Paper 2022/013

Quantum Rotational Cryptanalysis for Preimage Recovery of Round-Reduced Keccak

Runsong Wang, Xuelian Li, Juntao Gao, Hui Li, and Baocang Wang

Abstract

This paper considers the capability of 4-round Keccak-224/256/384/512 against the cryptanlysis involved by the quantum algorithm. In order to effectively find the corresponding rotational number for the rotational counterpart of preimage, we first establish a probabilistic algorithm based on the Grover search to guess a possible rotational number by using the fixed relations of bits pairs in some coordinates. This is committed to achieving that each iteration of searching the rotational counterparts contains only one run of 4-round Keccak variant applied for the verification, which can reduce the attack complexity in the quantum setting. Based on finding the rotational number under an acceptable randomness, we construct two attack models to focus on the recovery of preimage. In the first model, the Grover’s algorithm serves as finding out a rotational counterpart of the preimage.

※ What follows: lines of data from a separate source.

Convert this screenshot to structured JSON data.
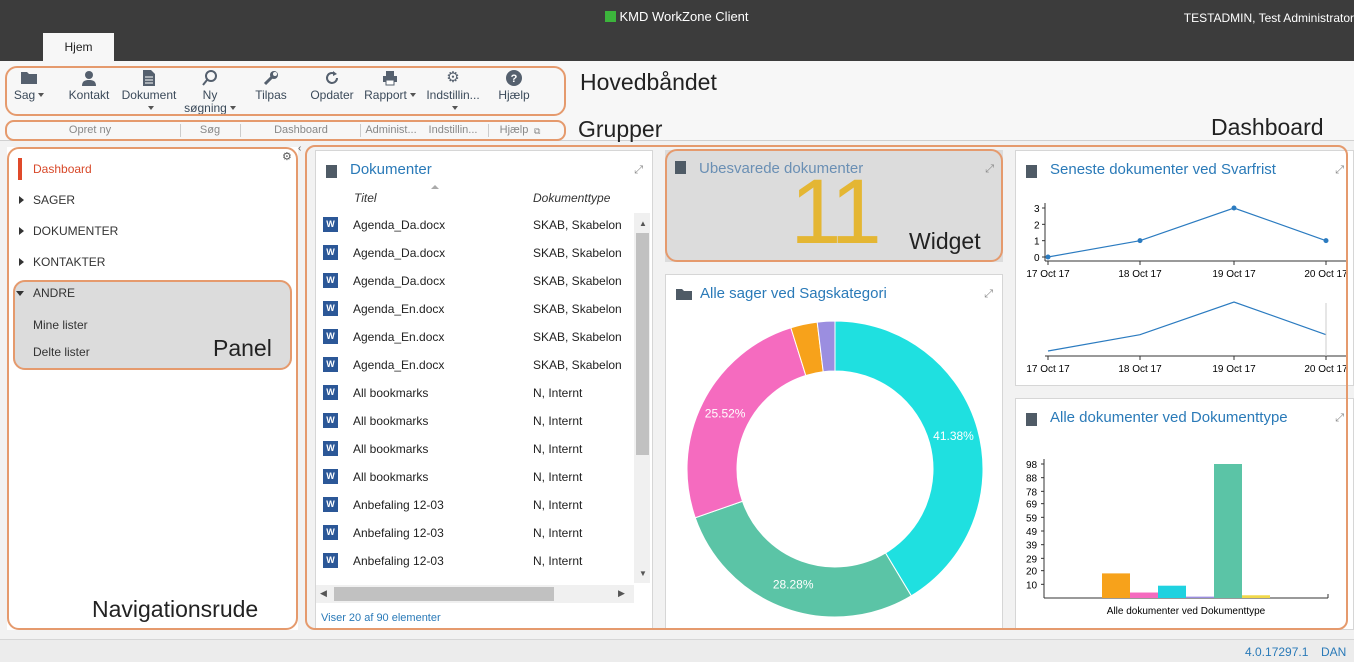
{
  "app": {
    "title": "KMD WorkZone Client",
    "user": "TESTADMIN, Test Administrator"
  },
  "tabs": [
    {
      "label": "Hjem"
    }
  ],
  "ribbon": {
    "buttons": [
      {
        "label": "Sag",
        "icon": "folder-icon"
      },
      {
        "label": "Kontakt",
        "icon": "user-icon"
      },
      {
        "label": "Dokument",
        "icon": "document-icon"
      },
      {
        "label": "Ny\nsøgning",
        "icon": "search-plus-icon"
      },
      {
        "label": "Tilpas",
        "icon": "wrench-icon"
      },
      {
        "label": "Opdater",
        "icon": "refresh-icon"
      },
      {
        "label": "Rapport",
        "icon": "printer-icon"
      },
      {
        "label": "Indstillin...",
        "icon": "gear-icon"
      },
      {
        "label": "Hjælp",
        "icon": "help-icon"
      }
    ],
    "groups": [
      "Opret ny",
      "Søg",
      "Dashboard",
      "Administ...",
      "Indstillin...",
      "Hjælp"
    ]
  },
  "annotations": {
    "ribbon": "Hovedbåndet",
    "groups": "Grupper",
    "dashboard": "Dashboard",
    "widget": "Widget",
    "panel": "Panel",
    "nav": "Navigationsrude"
  },
  "nav": {
    "items": [
      {
        "label": "Dashboard"
      },
      {
        "label": "SAGER"
      },
      {
        "label": "DOKUMENTER"
      },
      {
        "label": "KONTAKTER"
      },
      {
        "label": "ANDRE"
      }
    ],
    "sub_items": [
      {
        "label": "Mine lister"
      },
      {
        "label": "Delte lister"
      }
    ]
  },
  "widgets": {
    "documents": {
      "title": "Dokumenter",
      "col_title": "Titel",
      "col_type": "Dokumenttype",
      "footer": "Viser 20 af 90 elementer",
      "rows": [
        {
          "title": "Agenda_Da.docx",
          "type": "SKAB, Skabelon"
        },
        {
          "title": "Agenda_Da.docx",
          "type": "SKAB, Skabelon"
        },
        {
          "title": "Agenda_Da.docx",
          "type": "SKAB, Skabelon"
        },
        {
          "title": "Agenda_En.docx",
          "type": "SKAB, Skabelon"
        },
        {
          "title": "Agenda_En.docx",
          "type": "SKAB, Skabelon"
        },
        {
          "title": "Agenda_En.docx",
          "type": "SKAB, Skabelon"
        },
        {
          "title": "All bookmarks",
          "type": "N, Internt"
        },
        {
          "title": "All bookmarks",
          "type": "N, Internt"
        },
        {
          "title": "All bookmarks",
          "type": "N, Internt"
        },
        {
          "title": "All bookmarks",
          "type": "N, Internt"
        },
        {
          "title": "Anbefaling 12-03",
          "type": "N, Internt"
        },
        {
          "title": "Anbefaling 12-03",
          "type": "N, Internt"
        },
        {
          "title": "Anbefaling 12-03",
          "type": "N, Internt"
        }
      ]
    },
    "unanswered": {
      "title": "Ubesvarede dokumenter",
      "value": "11"
    },
    "cases": {
      "title": "Alle sager ved Sagskategori"
    },
    "deadline": {
      "title": "Seneste dokumenter ved Svarfrist"
    },
    "doctype": {
      "title": "Alle dokumenter ved Dokumenttype"
    }
  },
  "status": {
    "version": "4.0.17297.1",
    "lang": "DAN"
  },
  "chart_data": [
    {
      "type": "pie",
      "title": "Alle sager ved Sagskategori",
      "colors": [
        "#1fe0e0",
        "#5bc4a6",
        "#f56bbf",
        "#f7a21b",
        "#9b8ee0"
      ],
      "values": [
        41.38,
        28.28,
        25.52,
        2.9,
        1.92
      ],
      "labels": [
        "41.38%",
        "28.28%",
        "25.52%",
        "",
        ""
      ]
    },
    {
      "type": "line",
      "title": "Seneste dokumenter ved Svarfrist",
      "x": [
        "17 Oct 17",
        "18 Oct 17",
        "19 Oct 17",
        "20 Oct 17"
      ],
      "y": [
        0,
        1,
        3,
        1
      ],
      "yticks": [
        "0",
        "1",
        "2",
        "3"
      ],
      "color": "#2b7bc0"
    },
    {
      "type": "line",
      "x": [
        "17 Oct 17",
        "18 Oct 17",
        "19 Oct 17",
        "20 Oct 17"
      ],
      "y": [
        0,
        1,
        3,
        1
      ],
      "color": "#2b7bc0"
    },
    {
      "type": "bar",
      "title": "Alle dokumenter ved Dokumenttype",
      "xlabel": "Alle dokumenter ved Dokumenttype",
      "yticks": [
        "10",
        "20",
        "29",
        "39",
        "49",
        "59",
        "69",
        "78",
        "88",
        "98"
      ],
      "values": [
        18,
        4,
        9,
        1,
        98,
        2
      ],
      "colors": [
        "#f7a21b",
        "#f56bbf",
        "#1fd2e0",
        "#9b8ee0",
        "#5bc4a6",
        "#f0d84a"
      ]
    }
  ]
}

Through 64 attempts of checking the correct rotational number, the desired preimage can be obtained. In the second model, we abstract the finding of rotational counterparts into searching vertexes on a hypercube, and then, the SKW quantum algorithm is used to deal with the finding of the vertexes acted as rotational counterparts. Compared to the recent works in classical setting, we greatly reduce the attack complexity of preimage recovery. Furthermore, the first attack model is superior to the generic quantum preimage attack for 4-round Keccak-224/256/384/512, and the second model has slightly lower attack effect but more practicality on the 4-round Keccak-512/384, that is, the model is exponentially easier to implement in quantum circuit than both our first attack model and the generic quantum preimage attack.